Much like Stray Landings, Peur Bleue began as a blog before becoming a label. Baboukhian decided to set the label up at the time he was readying his debut Gohan LP Peur, as he felt that the album, as a personal document, would be out of place on another imprint. Since then, he has released a pair of Gohan EPs, most recently the _Stabbed in Konya _EP earlier this year; a full album from Altkat; and a 12” from Nummer.
To these ears the Peur Bleue sound is like a more electrifying cousin to fellow shadow dwellers Samuel Kerridge or the Blackest Ever Black label, combing through an exhilarating pool of influences such as early electronic music, Italian horror soundtracks, minimal wave analogue electronics, sound collage, and contemporary European urban musics, to create atmospheric electronic music that in Baboukhian’s words, has ‘narrative scope’. For Peur Bleue, telling a story is important. Reference points for this kind of theatrical, gallimaufry-like music include Demdike Stare and Dalhous – musicians with not just large record collections, but extensive DVD collections too. Unsurprising then, is the refreshingly consistent visual style of the label, coordinated by Baboukhian’s graphic designer brother whom he runs the label with.

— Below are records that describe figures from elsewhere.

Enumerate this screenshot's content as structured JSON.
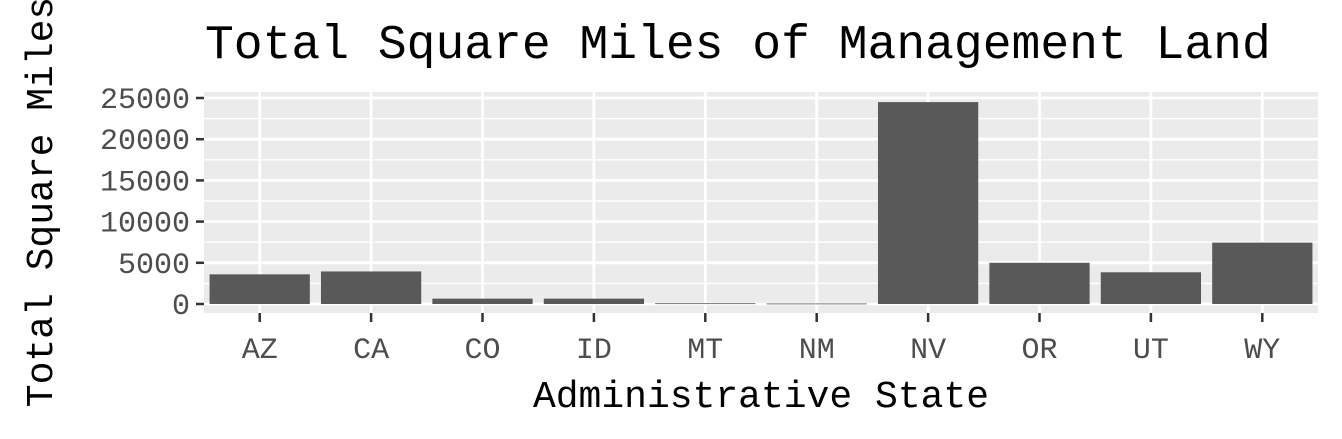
{
  "chart_data": {
    "type": "bar",
    "title": "Total Square Miles of Management Land",
    "xlabel": "Administrative State",
    "ylabel": "Total Square Miles",
    "categories": [
      "AZ",
      "CA",
      "CO",
      "ID",
      "MT",
      "NM",
      "NV",
      "OR",
      "UT",
      "WY"
    ],
    "values": [
      3600,
      3950,
      650,
      650,
      90,
      60,
      24500,
      5000,
      3850,
      7450
    ],
    "ylim": [
      0,
      26000
    ],
    "yticks": [
      0,
      5000,
      10000,
      15000,
      20000,
      25000
    ],
    "ytick_labels": [
      "0",
      "5000",
      "10000",
      "15000",
      "20000",
      "25000"
    ],
    "grid": true,
    "legend": "none",
    "colors": {
      "bar": "#595959",
      "panel_background": "#ebebeb",
      "grid_line": "#ffffff",
      "tick_mark": "#333333",
      "tick_text": "#4d4d4d",
      "title_text": "#000000"
    }
  }
}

The mix Gohan has put together for us is admittedly a ‘bad idea from a PR point of view’, offering a selection of some of the aforementioned influences rather than a straightforward introduction to the label. He says he has grown ‘a bit tired of doing techno-ish mixes recently’, and so apart from a few more predictable track selections such as tracks from Volte-Face and Peur Blue signee Altkat, the rest is a glorious collection of ‘different colours’, tracks he says he will ‘never get bored of’. To give just a flavor: the late English saxophonist Lol Coxhill occupies the same hour as North American underground pop musician D’eon, and pianist Keith Jarrett is found alongside black nationalist wordsmiths The Last Poets. There’s also some Vangelis too, operating under his 70s pseudonym Odyssey.
Baboukhian is originally from Paris where as part of the Ego6 crew with his brother (who remains in Paris) and some friends he was influential in the development of grime in France. He cites the instrumental that Ego6 provided for Tempa T’s ‘Swing’, as a particularly proud moment. He professes to having always been an anglophile when it comes to the ‘modern music culture’ of the UK, being drawn in by everything ‘from Joy Division to So Solid Crew’. He moved to London six years ago, and so I wonder as a relative newcomer what he makes of the musical and cultural geography of the city, and particularly Peckham, where he is based. He says the area is ‘a perfect example of the British taste for trying new things’, and highlights the new record shops such as Rye Wax that have recently opened, as well as the bars, clubs, and radio stations that have sprung up, which all help foster a sense of community lacking elsewhere. There is, of course, ‘a lot to say about gentrification and how poor neighbourhoods change in London’. With developers circling overhead the area is becoming increasingly unaffordable, but for now at least there are ‘plenty of possibilities for doing new stuff’. However as Baboukhian wryly remarks, herein lies the appeal for unwanted investors: ‘I think the corporate word for this is ‘vibrant’.